Les parachutistes ukrainiens ont récemment repoussé un assaut massif près de Pokrovsk, démontrant une fois de plus la capacité de résistance des forces ukrainiennes. Mais chaque victoire défensive épuise un peu plus les défenseurs. Les Russes peuvent se permettre de perdre des milliers d’hommes. Ils ont construit un groupement de quelque 710 000 soldats pour mener leur offensive stratégique, selon Syrskyi. Face à cette masse, l’Ukraine doit compter sur sa détermination, son ingéniosité tactique, et le soutien de ses alliés.

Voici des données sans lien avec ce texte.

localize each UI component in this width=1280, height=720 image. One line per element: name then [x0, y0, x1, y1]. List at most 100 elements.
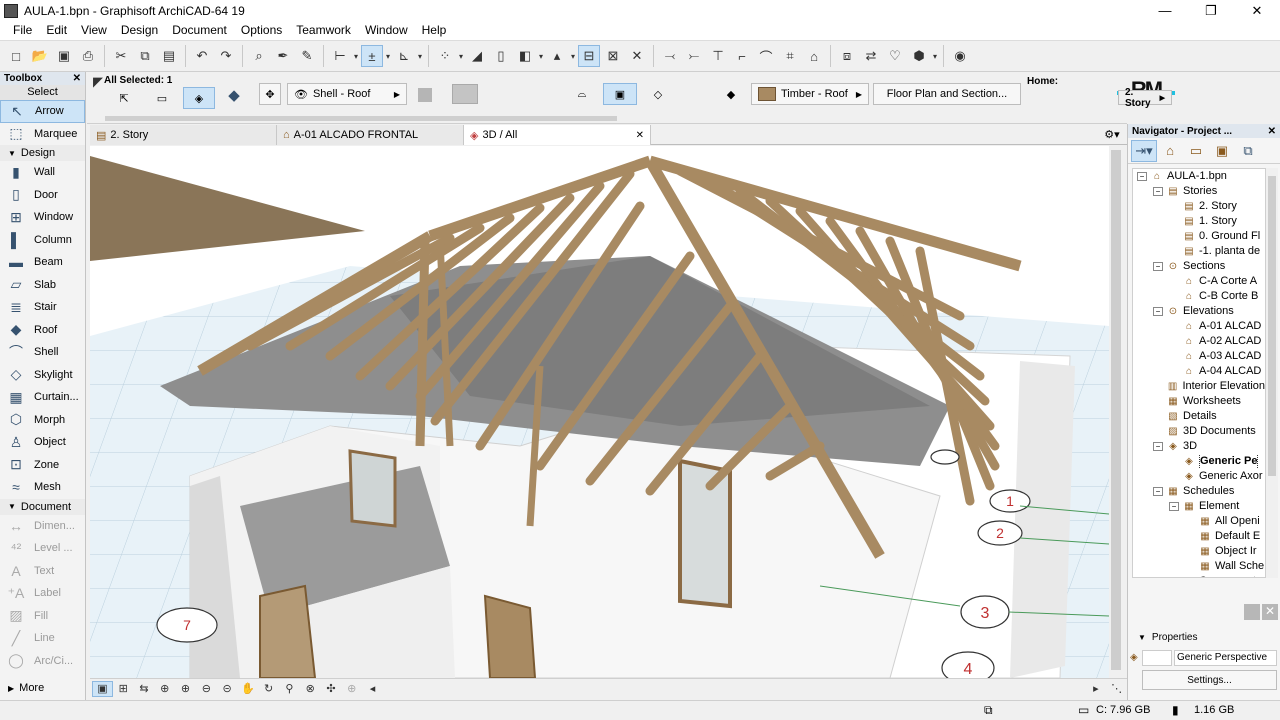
menu-design[interactable]: Design [114, 21, 165, 40]
shell-contour-icon[interactable]: ⌓ [567, 83, 597, 105]
tree-item-1-planta-de[interactable]: ▤ -1. planta de [1133, 244, 1265, 259]
layout-icon[interactable]: ⧈ [836, 45, 858, 67]
publisher-icon[interactable]: ⧉ [1235, 140, 1261, 162]
tree-item-schedules[interactable]: − ▦ Schedules [1133, 484, 1265, 499]
zoom-previous-icon[interactable]: ⊝ [217, 681, 238, 697]
navigator-new-view-icon[interactable] [1244, 604, 1260, 620]
tab-3d-all[interactable]: ◈ 3D / All ✕ [464, 125, 651, 145]
tool-window[interactable]: ⊞ Window [0, 206, 85, 229]
unify-icon[interactable]: ⌂ [803, 45, 825, 67]
explode-icon[interactable]: ⊠ [602, 45, 624, 67]
tab-2-story[interactable]: ▤ 2. Story [90, 125, 277, 145]
teamwork-icon[interactable]: ◉ [949, 45, 971, 67]
more-group-header[interactable]: ▶ More [0, 680, 85, 696]
tab-close-icon[interactable]: ✕ [636, 130, 644, 141]
tree-item-1-story[interactable]: ▤ 1. Story [1133, 214, 1265, 229]
grid-icon[interactable]: ⁘ [434, 45, 456, 67]
tool-marquee[interactable]: ⬚ Marquee [0, 123, 85, 146]
tool-morph[interactable]: ⬡ Morph [0, 409, 85, 432]
redo-icon[interactable]: ↷ [215, 45, 237, 67]
layout-book-icon[interactable]: ▣ [1209, 140, 1235, 162]
tree-item-default-e[interactable]: ▦ Default E [1133, 529, 1265, 544]
design-group-header[interactable]: ▼ Design [0, 145, 85, 161]
zoom-window-icon[interactable]: ⊞ [113, 681, 134, 697]
document-group-header[interactable]: ▼ Document [0, 498, 85, 515]
fillet-icon[interactable]: ⌒ [755, 45, 777, 67]
menu-help[interactable]: Help [415, 21, 454, 40]
scroll-left-icon[interactable]: ◂ [362, 681, 383, 697]
shell-geometry-icon[interactable]: ◈ [183, 87, 215, 109]
3d-viewport[interactable]: 1 2 3 4 7 [90, 146, 1109, 678]
snap-icon[interactable]: ⊾ [393, 45, 415, 67]
tool-shell[interactable]: ⌒ Shell [0, 341, 85, 364]
tree-item-a-03-alcad[interactable]: ⌂ A-03 ALCAD [1133, 349, 1265, 364]
guide-lines-icon[interactable]: ± [361, 45, 383, 67]
shell-face-icon[interactable]: ▣ [603, 83, 637, 105]
properties-name-field[interactable]: Generic Perspective [1174, 650, 1277, 666]
suspend-groups-icon[interactable]: ⊟ [578, 45, 600, 67]
pen-icon[interactable]: ▴ [546, 45, 568, 67]
pick-up-parameters-icon[interactable]: ✒ [272, 45, 294, 67]
zoom-out-icon[interactable]: ⊖ [196, 681, 217, 697]
tool-skylight[interactable]: ◇ Skylight [0, 364, 85, 387]
layers-icon[interactable]: ◧ [514, 45, 536, 67]
tree-item-wall-sche[interactable]: ▦ Wall Sche [1133, 559, 1265, 574]
tree-item-3d[interactable]: − ◈ 3D [1133, 439, 1265, 454]
tree-item-2-story[interactable]: ▤ 2. Story [1133, 199, 1265, 214]
menu-document[interactable]: Document [165, 21, 234, 40]
tree-collapse-icon[interactable]: − [1153, 187, 1163, 196]
element-icon[interactable]: ◢ [466, 45, 488, 67]
menu-view[interactable]: View [74, 21, 114, 40]
tree-collapse-icon[interactable]: − [1169, 502, 1179, 511]
tree-collapse-icon[interactable]: − [1137, 172, 1147, 181]
tool-arrow[interactable]: ↖ Arrow [0, 100, 85, 123]
intersect-icon[interactable]: ⌐ [731, 45, 753, 67]
tree-item-a-04-alcad[interactable]: ⌂ A-04 ALCAD [1133, 364, 1265, 379]
infobox-scrollbar[interactable] [105, 116, 617, 121]
tree-item-sections[interactable]: − ⊙ Sections [1133, 259, 1265, 274]
navigator-close-icon[interactable]: ✕ [1268, 126, 1276, 137]
tree-item-interior-elevation[interactable]: ▥ Interior Elevation [1133, 379, 1265, 394]
renovation-icon[interactable]: ⬢ [908, 45, 930, 67]
new-file-icon[interactable]: □ [5, 45, 27, 67]
settings-button[interactable]: Settings... [1142, 670, 1277, 690]
select-rect-icon[interactable]: ▭ [147, 87, 177, 109]
tree-item-stories[interactable]: − ▤ Stories [1133, 184, 1265, 199]
explore-icon[interactable]: ⊗ [300, 681, 321, 697]
home-story-selector[interactable]: 2. Story ▶ [1118, 87, 1172, 109]
close-button[interactable]: ✕ [1234, 0, 1280, 21]
tree-item-generic-axor[interactable]: ◈ Generic Axor [1133, 469, 1265, 484]
tab-a01-alcado-frontal[interactable]: ⌂ A-01 ALCADO FRONTAL [277, 125, 464, 145]
zoom-in-icon[interactable]: ⊕ [154, 681, 175, 697]
hotspot-icon[interactable]: ✥ [259, 83, 281, 105]
shell-3d-icon[interactable]: ◆ [220, 84, 248, 106]
viewport-vertical-scrollbar[interactable] [1109, 146, 1123, 678]
tool-roof[interactable]: ◆ Roof [0, 319, 85, 342]
tree-item-element[interactable]: − ▦ Element [1133, 499, 1265, 514]
navigator-scrollbar[interactable] [1266, 168, 1278, 578]
floor-plan-section-button[interactable]: Floor Plan and Section... [873, 83, 1021, 105]
menu-teamwork[interactable]: Teamwork [289, 21, 358, 40]
pan-view-icon[interactable]: ⇆ [134, 681, 155, 697]
tool-beam[interactable]: ▬ Beam [0, 251, 85, 274]
viewport-horizontal-scrollbar[interactable] [392, 682, 1086, 695]
tree-item-object-ir[interactable]: ▦ Object Ir [1133, 544, 1265, 559]
project-map-icon[interactable]: ⌂ [1157, 140, 1183, 162]
tool-zone[interactable]: ⊡ Zone [0, 454, 85, 477]
menu-window[interactable]: Window [358, 21, 415, 40]
offset-icon[interactable]: ⌗ [779, 45, 801, 67]
pen-icon[interactable]: ◆ [719, 83, 743, 105]
split-icon[interactable]: ⤚ [683, 45, 705, 67]
tree-collapse-icon[interactable]: − [1153, 262, 1163, 271]
move-icon[interactable]: ✣ [321, 681, 342, 697]
navigator-delete-icon[interactable]: ✕ [1262, 604, 1278, 620]
walk-icon[interactable]: ⚲ [279, 681, 300, 697]
hand-icon[interactable]: ✋ [237, 681, 258, 697]
find-select-icon[interactable]: ⌕ [248, 45, 270, 67]
tree-item-c-b-corte-b[interactable]: ⌂ C-B Corte B [1133, 289, 1265, 304]
zoom-magnify-icon[interactable]: ⊕ [175, 681, 196, 697]
tree-item-all-openi[interactable]: ▦ All Openi [1133, 514, 1265, 529]
cut-icon[interactable]: ✂ [110, 45, 132, 67]
tree-item-elevations[interactable]: − ⊙ Elevations [1133, 304, 1265, 319]
tool-slab[interactable]: ▱ Slab [0, 274, 85, 297]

77 assauts en une journée. Je ne peux même pas imaginer ce que cela signifie concrètement. L’adrénaline qui ne retombe jamais. La peur qui devient une compagne permanente. L’épuisement qui s’accumule jusqu’à ce que chaque geste devienne un effort surhumain. Et pourtant, ils continuent. Ils repoussent la 77e attaque avec la même détermination que la première. C’est de l’héroïsme à l’état pur. Et c’est aussi une tragédie sans fin.

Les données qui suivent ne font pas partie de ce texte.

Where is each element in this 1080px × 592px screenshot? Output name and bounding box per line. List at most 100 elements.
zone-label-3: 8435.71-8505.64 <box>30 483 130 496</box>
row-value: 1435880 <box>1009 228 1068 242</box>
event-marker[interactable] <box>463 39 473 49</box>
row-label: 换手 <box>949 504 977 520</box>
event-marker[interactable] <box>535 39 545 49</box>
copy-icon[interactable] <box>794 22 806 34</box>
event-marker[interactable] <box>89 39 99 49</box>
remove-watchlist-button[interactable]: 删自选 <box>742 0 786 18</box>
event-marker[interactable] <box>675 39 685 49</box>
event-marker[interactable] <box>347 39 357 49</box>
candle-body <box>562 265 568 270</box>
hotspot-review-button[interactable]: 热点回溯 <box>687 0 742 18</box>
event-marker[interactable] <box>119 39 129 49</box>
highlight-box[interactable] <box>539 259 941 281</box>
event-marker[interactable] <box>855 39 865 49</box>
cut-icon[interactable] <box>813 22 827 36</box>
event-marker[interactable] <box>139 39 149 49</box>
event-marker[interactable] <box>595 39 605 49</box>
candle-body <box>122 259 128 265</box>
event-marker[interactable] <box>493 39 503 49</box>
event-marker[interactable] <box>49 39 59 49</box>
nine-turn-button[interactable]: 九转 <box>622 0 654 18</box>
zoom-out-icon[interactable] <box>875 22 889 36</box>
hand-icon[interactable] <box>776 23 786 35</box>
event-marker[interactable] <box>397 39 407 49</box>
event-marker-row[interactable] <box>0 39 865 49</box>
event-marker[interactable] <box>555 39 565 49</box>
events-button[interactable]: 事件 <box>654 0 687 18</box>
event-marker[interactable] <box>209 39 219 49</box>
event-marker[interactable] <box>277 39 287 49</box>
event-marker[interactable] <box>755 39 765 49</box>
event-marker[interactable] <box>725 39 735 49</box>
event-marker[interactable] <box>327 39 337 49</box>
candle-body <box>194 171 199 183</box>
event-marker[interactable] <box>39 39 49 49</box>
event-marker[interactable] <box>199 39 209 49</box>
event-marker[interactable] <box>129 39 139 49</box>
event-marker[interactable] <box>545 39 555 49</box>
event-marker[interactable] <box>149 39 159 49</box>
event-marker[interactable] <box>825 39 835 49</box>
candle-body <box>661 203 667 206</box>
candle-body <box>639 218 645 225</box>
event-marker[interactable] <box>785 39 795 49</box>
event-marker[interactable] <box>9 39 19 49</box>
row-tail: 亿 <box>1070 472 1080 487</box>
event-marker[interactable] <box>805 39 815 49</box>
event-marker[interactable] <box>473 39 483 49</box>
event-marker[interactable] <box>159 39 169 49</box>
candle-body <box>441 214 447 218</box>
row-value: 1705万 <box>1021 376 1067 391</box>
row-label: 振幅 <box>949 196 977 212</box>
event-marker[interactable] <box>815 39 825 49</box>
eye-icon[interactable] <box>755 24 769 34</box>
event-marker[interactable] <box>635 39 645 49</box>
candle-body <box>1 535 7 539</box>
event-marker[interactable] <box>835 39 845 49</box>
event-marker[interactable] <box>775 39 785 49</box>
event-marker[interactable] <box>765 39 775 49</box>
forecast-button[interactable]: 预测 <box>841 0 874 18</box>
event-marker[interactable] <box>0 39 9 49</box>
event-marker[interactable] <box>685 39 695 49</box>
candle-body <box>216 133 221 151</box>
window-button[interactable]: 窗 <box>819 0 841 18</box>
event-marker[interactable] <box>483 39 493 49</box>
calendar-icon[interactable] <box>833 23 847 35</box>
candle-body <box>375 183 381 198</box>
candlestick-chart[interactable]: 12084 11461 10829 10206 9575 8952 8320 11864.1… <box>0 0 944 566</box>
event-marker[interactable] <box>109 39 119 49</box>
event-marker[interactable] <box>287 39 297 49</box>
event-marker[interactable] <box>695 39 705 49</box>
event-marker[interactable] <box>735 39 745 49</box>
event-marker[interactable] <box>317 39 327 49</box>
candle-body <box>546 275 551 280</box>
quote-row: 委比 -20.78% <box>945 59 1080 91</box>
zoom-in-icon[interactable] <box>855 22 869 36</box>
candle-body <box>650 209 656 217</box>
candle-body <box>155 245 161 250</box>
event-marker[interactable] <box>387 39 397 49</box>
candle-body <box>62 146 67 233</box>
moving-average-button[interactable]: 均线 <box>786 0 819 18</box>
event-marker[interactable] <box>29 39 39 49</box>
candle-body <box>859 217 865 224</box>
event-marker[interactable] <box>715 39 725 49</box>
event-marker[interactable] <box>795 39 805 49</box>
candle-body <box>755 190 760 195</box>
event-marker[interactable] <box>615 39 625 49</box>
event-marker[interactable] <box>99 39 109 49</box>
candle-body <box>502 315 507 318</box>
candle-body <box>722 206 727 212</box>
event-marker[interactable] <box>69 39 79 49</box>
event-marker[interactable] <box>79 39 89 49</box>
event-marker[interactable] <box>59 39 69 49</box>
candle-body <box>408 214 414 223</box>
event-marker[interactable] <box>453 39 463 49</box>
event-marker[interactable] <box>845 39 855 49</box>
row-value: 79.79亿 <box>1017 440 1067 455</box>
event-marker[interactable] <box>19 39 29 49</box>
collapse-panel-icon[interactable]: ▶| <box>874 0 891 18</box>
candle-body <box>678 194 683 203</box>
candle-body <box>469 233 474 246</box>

Huliaipole : quarante assauts en une journée
Le front sud sous pression
Si Pokrovsk concentre l’attention dans le Donbass, Huliaipole est devenu le point chaud du front sud. Le 7 janvier, les forces ukrainiennes ont repoussé 40 attaques russes dans ce secteur, près des localités de Dobropillia, Solodke, Varvarivka, Zelene, Huliaipole et Bilohiria. Quarante fois, les défenseurs ont dû tenir la ligne face à des vagues d’assaillants. C’est le deuxième secteur le plus actif de tout le front, juste derrière Pokrovsk.
Huliaipole n’est pas une grande ville. Mais sa position stratégique en fait un objectif crucial pour les Russes. Située dans la région de Zaporizhzhia, elle se trouve sur l’axe qui pourrait permettre aux forces russes de progresser vers le nord et de menacer des zones plus importantes. Sa chute créerait une brèche dangereuse dans les défenses ukrainiennes du sud. C’est pourquoi les Russes y jettent tant de forces. Et c’est pourquoi les Ukrainiens s’accrochent avec tant de détermination.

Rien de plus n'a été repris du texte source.